Reputation: 489
I am trying to filter dynamic filtering based on the data residing in another dynamic frame , i am working on join and relational example , in this code person and membership dynamic frames are joined by id but i would like to filter persons based on id present in membership DF , below is code where i put static values
import sys
from awsglue.transforms import Join
from awsglue.utils import getResolvedOptions
from pyspark.context import SparkContext
from awsglue.context import GlueContext
from awsglue.job import Job
glueContext = GlueContext(SparkContext.getOrCreate())
# catalog: database and table names
db_name = "legislators"
tbl_persons = "persons_json"
tbl_membership = "memberships_json"
tbl_organization = "organizations_json"
# Create dynamic frames from the source tables
persons = glueContext.create_dynamic_frame.from_catalog(database=db_name, table_name=tbl_persons)
memberships = glueContext.create_dynamic_frame.from_catalog(database=db_name, table_name=tbl_membership)
orgs = glueContext.create_dynamic_frame.from_catalog(database=db_name, table_name=tbl_organization)
persons = persons.drop_fields(['links', 'identifiers','other_names', 'images','contact_details'])
# Keep the fields we need and rename some.
orgs = orgs.drop_fields(['other_names', 'identifiers','links'])
fileredPersons = Filter.apply(frame = persons,
f = lambda x: x["id"] in ["0005af3a-9471-4d1f-9299-737fff4b9b46", "00aca284-9323-4953-bb7a-1bf6f5eefe95"])
print "Filtered record count: ", fileredPersons.count()
below is the filter logic
fileredPersons = Filter.apply(frame = persons,
f = lambda x: x["id"] in ["0005af3a-9471-4d1f-9299-737fff4b9b46", "00aca284-9323-4953-bb7a-1bf6f5eefe95"])

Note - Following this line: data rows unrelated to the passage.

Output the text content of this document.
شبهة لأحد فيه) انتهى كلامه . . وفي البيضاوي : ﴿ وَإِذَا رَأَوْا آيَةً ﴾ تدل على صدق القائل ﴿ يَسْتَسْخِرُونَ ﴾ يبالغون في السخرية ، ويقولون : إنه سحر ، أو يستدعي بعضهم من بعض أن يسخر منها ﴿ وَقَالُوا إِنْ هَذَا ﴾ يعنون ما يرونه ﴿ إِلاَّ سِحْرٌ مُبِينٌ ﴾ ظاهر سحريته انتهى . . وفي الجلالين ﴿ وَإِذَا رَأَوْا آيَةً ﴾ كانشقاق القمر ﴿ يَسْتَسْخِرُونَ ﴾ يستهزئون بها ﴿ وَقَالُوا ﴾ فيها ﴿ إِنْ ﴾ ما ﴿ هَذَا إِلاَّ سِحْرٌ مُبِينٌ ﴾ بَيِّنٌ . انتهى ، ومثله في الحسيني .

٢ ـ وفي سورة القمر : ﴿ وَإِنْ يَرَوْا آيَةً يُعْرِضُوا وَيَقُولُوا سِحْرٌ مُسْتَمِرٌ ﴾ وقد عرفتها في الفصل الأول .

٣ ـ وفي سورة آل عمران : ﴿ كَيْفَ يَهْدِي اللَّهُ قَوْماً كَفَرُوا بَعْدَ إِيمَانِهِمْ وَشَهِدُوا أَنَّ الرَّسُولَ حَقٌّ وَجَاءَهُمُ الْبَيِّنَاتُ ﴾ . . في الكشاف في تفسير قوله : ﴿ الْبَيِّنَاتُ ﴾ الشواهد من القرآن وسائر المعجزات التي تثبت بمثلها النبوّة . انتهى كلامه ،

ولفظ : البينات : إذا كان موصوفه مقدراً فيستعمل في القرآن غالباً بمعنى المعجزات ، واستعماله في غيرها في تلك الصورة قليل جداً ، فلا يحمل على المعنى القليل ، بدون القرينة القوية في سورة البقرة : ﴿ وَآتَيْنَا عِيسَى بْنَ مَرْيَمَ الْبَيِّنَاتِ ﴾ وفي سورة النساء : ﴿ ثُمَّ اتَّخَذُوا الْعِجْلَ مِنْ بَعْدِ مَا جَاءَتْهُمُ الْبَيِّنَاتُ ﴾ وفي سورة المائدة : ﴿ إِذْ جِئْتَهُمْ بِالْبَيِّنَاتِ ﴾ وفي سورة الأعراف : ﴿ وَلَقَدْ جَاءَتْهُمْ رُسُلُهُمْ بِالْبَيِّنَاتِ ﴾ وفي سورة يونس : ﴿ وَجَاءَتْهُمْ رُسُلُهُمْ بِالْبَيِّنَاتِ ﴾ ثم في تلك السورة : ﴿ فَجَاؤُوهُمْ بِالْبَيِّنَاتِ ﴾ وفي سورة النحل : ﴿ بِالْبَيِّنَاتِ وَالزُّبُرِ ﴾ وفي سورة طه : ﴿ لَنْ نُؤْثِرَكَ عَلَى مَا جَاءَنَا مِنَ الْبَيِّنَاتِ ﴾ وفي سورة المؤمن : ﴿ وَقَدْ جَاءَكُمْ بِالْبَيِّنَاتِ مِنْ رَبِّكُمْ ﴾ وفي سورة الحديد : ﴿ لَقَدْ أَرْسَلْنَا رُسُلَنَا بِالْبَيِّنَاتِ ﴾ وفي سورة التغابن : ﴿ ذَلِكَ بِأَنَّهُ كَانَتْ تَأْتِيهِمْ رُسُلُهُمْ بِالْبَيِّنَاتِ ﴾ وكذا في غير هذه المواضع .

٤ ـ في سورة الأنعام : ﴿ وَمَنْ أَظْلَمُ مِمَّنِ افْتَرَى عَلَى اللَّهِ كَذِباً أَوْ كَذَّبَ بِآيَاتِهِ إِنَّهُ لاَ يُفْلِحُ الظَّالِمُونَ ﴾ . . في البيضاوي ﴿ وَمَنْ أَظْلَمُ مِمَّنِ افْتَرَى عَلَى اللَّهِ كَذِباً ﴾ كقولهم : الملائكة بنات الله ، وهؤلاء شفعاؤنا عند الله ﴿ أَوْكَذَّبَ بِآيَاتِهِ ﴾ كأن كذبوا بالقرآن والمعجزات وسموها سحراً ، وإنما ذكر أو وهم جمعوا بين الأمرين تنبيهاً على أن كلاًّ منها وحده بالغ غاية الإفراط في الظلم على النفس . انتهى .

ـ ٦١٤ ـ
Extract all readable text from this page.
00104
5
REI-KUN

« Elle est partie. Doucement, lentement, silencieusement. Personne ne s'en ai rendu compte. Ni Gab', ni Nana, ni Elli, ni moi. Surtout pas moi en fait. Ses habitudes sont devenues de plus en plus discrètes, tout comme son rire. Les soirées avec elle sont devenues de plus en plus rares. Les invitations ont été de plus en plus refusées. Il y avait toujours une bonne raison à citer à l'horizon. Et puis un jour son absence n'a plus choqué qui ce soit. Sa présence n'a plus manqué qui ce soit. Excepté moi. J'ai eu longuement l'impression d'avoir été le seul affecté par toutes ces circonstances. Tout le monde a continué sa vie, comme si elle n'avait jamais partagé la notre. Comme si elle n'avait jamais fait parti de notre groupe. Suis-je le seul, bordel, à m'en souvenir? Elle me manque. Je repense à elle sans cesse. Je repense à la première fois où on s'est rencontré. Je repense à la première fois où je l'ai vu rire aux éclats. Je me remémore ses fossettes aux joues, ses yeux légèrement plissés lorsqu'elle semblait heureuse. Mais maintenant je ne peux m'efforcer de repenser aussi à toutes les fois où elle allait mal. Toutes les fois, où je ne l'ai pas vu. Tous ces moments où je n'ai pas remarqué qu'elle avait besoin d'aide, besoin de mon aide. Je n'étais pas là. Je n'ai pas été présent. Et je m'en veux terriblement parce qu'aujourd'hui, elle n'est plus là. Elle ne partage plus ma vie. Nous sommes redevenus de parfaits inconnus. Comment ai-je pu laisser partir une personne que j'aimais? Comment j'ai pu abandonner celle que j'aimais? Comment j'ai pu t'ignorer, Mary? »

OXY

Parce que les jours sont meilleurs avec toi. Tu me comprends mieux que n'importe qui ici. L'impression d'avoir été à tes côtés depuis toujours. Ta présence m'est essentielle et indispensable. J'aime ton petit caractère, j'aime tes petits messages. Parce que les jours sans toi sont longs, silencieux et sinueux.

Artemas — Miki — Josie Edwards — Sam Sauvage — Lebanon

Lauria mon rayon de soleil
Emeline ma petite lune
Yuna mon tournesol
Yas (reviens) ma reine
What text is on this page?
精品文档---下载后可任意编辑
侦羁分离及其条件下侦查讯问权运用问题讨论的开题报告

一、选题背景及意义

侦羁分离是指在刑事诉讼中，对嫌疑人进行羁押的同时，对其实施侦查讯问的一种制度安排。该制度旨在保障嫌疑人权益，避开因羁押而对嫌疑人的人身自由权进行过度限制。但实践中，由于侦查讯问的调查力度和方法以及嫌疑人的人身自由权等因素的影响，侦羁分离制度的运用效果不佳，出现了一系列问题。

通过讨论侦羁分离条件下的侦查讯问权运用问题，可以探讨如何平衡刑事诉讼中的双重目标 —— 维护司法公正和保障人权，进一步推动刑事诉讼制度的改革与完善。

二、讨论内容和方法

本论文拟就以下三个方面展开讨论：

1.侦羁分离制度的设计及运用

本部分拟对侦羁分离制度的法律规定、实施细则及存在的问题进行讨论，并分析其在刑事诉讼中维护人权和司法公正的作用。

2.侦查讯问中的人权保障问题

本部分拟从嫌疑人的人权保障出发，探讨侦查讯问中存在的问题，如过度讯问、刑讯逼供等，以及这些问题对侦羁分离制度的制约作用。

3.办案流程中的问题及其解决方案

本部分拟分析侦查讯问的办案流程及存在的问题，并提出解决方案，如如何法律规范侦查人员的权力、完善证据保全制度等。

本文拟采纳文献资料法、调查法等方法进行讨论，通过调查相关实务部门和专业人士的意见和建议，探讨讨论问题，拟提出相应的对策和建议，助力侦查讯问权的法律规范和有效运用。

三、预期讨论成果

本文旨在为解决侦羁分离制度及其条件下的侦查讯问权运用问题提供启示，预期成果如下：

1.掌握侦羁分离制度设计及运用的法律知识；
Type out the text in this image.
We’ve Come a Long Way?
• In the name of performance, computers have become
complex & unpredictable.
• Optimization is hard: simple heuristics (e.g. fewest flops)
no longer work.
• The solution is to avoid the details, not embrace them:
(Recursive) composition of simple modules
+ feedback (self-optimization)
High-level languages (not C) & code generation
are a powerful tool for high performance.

I would like pass person_id column present in membership DF into filter function condition, basically filters persons having in in memberships , any help would be appreciated.
Upvotes: 0
Views: 10782
Reputation: 5526
You can simply perform the inner join instead of filtering like
persons_filtered = persons.alias('persons').join(memberships, persons.id==memberships.id).select('persons.*')
This will give you the filtered values only. If your memberships df is small or kind of lookup then you can even broadcast it for faster results
from pyspark.sql.functions import broadcast
persons_filtered = persons.alias('persons').join(broadcast(memberships), persons.id==memberships.id).select('persons.*')
Hope it helps.
Upvotes: 1